According to the Institute for Policy Studies (www.ips-dc.org) which has been tracking executive pay since 1994, there's a widening compensation gap between U.S. CEOs and American workers, and there's no end in sight.

In a brief article on the topic by Yahoo!'s Heesun Wee, the average ratio between salaries for CEOs and the American worker in 2007 was 344 to one.  This figure dipped slightly last year, 2008, to 319 to one.  But according to the Institute, this figure is set to rise, which, according to IPS's director John Cavanagh is "really worrisome."

"If nothing is done -- if the federal government does nothing this fall in terms of CEO pay, the ratio will likely go up this year and there will be huge stock option gains by the CEOs of some of the worst-run companies," Cavanagh proclaims. 

The topic of CEO pay in Washington may not currently be on the front burner, as the markets have rallied and political focus has shifted toward healthcare reform.

Cavanagh supports the pay chasm as a critical issue, the gap is "still very, very high" higher than most other countries "decent and in sync with democracy."  (His words, not mine).  He proclaims that if you go back a generation in America, on average, the CEO to worker pay gap was about 30 to one. 
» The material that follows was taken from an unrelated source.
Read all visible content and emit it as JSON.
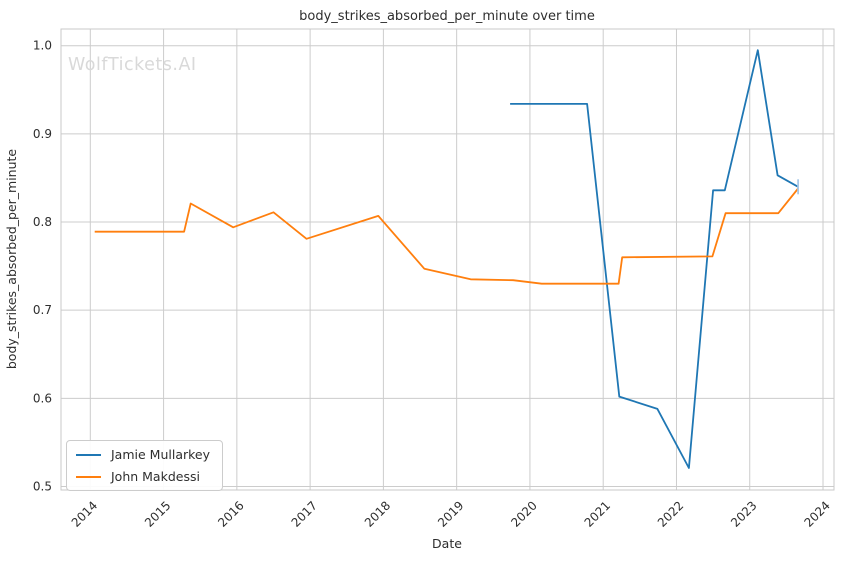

According to another article published by the IPS- for various reasons, beyond the harsh statistics, a few bills in Congress (buried somewhere, for sure) may hold a hint for things to come. 

One such bill, sponsored by Rep. Jan Schakowsky of Illinois "would extend tax breaks and federal contracting preferences to companies that meet benchmarks for good corporate behavior."  Okay, so what?  But one of the said "benchmarks" is not paying any executive more than 100 times the wage that goes to the company's lowest-paid worker.  Legislations' message to Corporate America- if you overpay your CEO- you're not getting taxpayer dollars.

So if you aspire to become CEO one day.  You may only make 100-times your current salary and not 300. 

What can I say- climbing to the top is not what it used to be.